Serum vitamin D concentrations are known to vary seasonally, with lower levels observed during winter due to reduced synthesis in the body caused by decreased ultraviolet radiation. Therefore, failure to adjust for seasonal variations in serum vitamin D levels in this study might have limited the interpretation of the results. Previous studies have also demonstrated the impact of seasonal variations in serum vitamin D levels on study outcomes. For example, one study found that during winter months, lower serum vitamin D levels were associated with a higher risk of osteoporosis and related disorders [42]. Another study found that during seasons of lower serum vitamin D levels, the incidence of mental health disorders, such as depression, was higher [43]. Therefore, future studies investigating the relationship between vitamin D deficiency and TMDs should consider adjusting for seasonal variations in serum vitamin D levels.

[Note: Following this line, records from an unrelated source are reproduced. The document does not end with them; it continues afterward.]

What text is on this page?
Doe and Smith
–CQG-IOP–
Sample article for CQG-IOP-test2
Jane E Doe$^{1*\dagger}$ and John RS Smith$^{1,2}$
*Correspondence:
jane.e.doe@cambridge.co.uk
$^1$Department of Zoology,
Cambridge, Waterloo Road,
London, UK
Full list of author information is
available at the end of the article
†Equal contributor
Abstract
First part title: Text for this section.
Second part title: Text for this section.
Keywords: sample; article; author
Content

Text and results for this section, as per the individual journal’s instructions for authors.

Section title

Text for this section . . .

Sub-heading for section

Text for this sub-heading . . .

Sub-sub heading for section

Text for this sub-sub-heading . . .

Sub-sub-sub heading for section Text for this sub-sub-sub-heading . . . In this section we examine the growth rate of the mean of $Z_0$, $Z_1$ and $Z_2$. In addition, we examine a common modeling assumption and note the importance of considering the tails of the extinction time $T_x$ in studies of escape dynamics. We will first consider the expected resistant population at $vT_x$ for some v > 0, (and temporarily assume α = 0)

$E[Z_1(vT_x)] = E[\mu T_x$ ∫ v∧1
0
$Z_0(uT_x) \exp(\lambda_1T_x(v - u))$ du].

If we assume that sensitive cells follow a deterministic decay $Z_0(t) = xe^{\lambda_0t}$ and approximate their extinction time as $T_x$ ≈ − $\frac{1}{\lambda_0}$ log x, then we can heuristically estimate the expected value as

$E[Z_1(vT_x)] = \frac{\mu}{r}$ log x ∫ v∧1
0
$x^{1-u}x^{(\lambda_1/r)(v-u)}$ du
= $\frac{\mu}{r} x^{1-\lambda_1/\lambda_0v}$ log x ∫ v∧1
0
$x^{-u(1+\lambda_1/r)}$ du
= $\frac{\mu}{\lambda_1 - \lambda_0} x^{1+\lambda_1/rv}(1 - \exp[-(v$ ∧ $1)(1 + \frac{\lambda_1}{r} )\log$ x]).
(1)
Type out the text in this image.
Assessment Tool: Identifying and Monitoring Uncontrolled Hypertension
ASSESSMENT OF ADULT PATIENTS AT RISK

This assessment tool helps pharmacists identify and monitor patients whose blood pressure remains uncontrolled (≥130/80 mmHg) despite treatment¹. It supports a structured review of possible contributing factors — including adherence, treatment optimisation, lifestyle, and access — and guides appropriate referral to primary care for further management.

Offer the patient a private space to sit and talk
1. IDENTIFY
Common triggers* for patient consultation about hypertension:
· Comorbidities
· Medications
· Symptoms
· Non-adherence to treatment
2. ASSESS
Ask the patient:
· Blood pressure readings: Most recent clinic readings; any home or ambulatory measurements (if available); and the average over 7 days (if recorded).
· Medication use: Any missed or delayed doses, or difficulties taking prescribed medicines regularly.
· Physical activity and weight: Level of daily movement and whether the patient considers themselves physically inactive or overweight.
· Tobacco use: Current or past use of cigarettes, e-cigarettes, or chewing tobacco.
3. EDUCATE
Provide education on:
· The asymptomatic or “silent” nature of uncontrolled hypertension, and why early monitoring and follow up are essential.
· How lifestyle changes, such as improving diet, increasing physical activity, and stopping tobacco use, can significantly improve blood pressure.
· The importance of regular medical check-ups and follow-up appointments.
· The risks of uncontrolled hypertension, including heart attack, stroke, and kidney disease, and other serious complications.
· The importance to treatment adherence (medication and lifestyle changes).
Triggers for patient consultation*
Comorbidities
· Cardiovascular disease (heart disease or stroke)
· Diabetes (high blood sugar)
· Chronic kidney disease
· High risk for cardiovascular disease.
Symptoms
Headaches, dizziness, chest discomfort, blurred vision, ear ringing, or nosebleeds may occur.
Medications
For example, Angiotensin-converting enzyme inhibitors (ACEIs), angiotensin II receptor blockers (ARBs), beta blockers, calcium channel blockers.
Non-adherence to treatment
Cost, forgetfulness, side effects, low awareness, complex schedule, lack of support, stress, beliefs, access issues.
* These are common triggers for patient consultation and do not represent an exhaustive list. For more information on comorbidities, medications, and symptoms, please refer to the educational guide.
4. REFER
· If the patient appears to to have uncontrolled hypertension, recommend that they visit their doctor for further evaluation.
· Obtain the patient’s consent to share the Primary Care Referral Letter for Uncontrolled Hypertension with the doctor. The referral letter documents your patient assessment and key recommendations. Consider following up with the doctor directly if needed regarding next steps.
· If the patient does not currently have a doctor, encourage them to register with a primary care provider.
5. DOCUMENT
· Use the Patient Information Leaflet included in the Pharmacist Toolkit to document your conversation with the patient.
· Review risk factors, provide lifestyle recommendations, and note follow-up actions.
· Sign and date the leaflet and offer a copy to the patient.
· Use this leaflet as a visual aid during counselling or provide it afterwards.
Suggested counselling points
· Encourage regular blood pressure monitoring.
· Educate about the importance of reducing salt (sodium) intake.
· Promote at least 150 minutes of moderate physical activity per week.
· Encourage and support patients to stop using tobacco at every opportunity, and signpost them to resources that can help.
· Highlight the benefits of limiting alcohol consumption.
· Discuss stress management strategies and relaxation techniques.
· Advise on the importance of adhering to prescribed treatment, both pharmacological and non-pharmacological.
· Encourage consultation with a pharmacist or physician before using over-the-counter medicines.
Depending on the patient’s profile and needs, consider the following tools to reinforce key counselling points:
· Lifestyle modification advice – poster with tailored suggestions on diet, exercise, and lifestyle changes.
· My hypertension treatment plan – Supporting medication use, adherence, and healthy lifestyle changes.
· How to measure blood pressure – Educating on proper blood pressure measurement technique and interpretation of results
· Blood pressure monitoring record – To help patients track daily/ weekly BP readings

This study has several limitations that need to be acknowledged. First, as an observational study, residual confounding factors might have influenced the results, despite using PSM. Second, the study did not adjust for seasonal variations in serum vitamin D levels, which could have affected the findings. Third, information regarding anthropometric indices was not available, and this might have influenced the results. Obesity can significantly impact various aspects, including vitamin D levels, as it affects both vitamin D synthesis and storage [33]. Factors related to obesity, such as reduced sunlight exposure, altered metabolism, and inflammation, can contribute to vitamin D deficiency [33]. However, our study did not address these specific factors, which is an important limitation to consider when interpreting our findings. Fourth, not all cohort participants were adequately diagnosed to meet the TMD diagnostic criteria. In 1992, the research diagnostic criteria for TMD (RDC/TMD) were established to allow clinicians to adopt a common diagnostic item for TMD patients, and in 2014 they were updated, resulting in the DC/TMD Axis I and II [12]. In this study, in some hospitals (PNUH, KHMC, and WKUH), patients were presumed to have been diagnosed with TMD by an orofacial pain specialist but not in other hospitals. Reliability could be questioned if the diagnosis of TMD was not based on specific diagnostic criteria or if a doctor performed it without expertise and experience in the field. Fifth, using ICD-10 codes for diagnoses might have introduced potential limitations and biases. Finally, this study is observational and cannot establish causality.

However, this study possesses several notable strengths. To our knowledge, it represents the first longitudinal multi-center investigation with a large sample size, utilizing big data to explore the association between serum 25(OH)D levels and the development of TMDs.

In conclusion, this multi-center EHR- and PSM-based study revealed an association between deficient 25(OH)D levels and an increased TMD risk and offers valuable information regarding the association between vitamin D deficiency and TMD development. This finding emphasizes the need for clinicians to consider an assessment of vitamin D levels in TMD diagnosis.

Future research should involve more hospitals and patients, measure serum vitamin D levels several times, observe for a longer period, and select individuals diagnosed according to the diagnostic criteria for TMDs as participants. It would be more desirable to classify TMD into subtypes, such as joint and muscle disorders, and to establish a relationship with vitamin D. Furthermore, research should explore underlying mechanisms and evaluate the effectiveness of vitamin D supplementation in TMD prevention and treatment.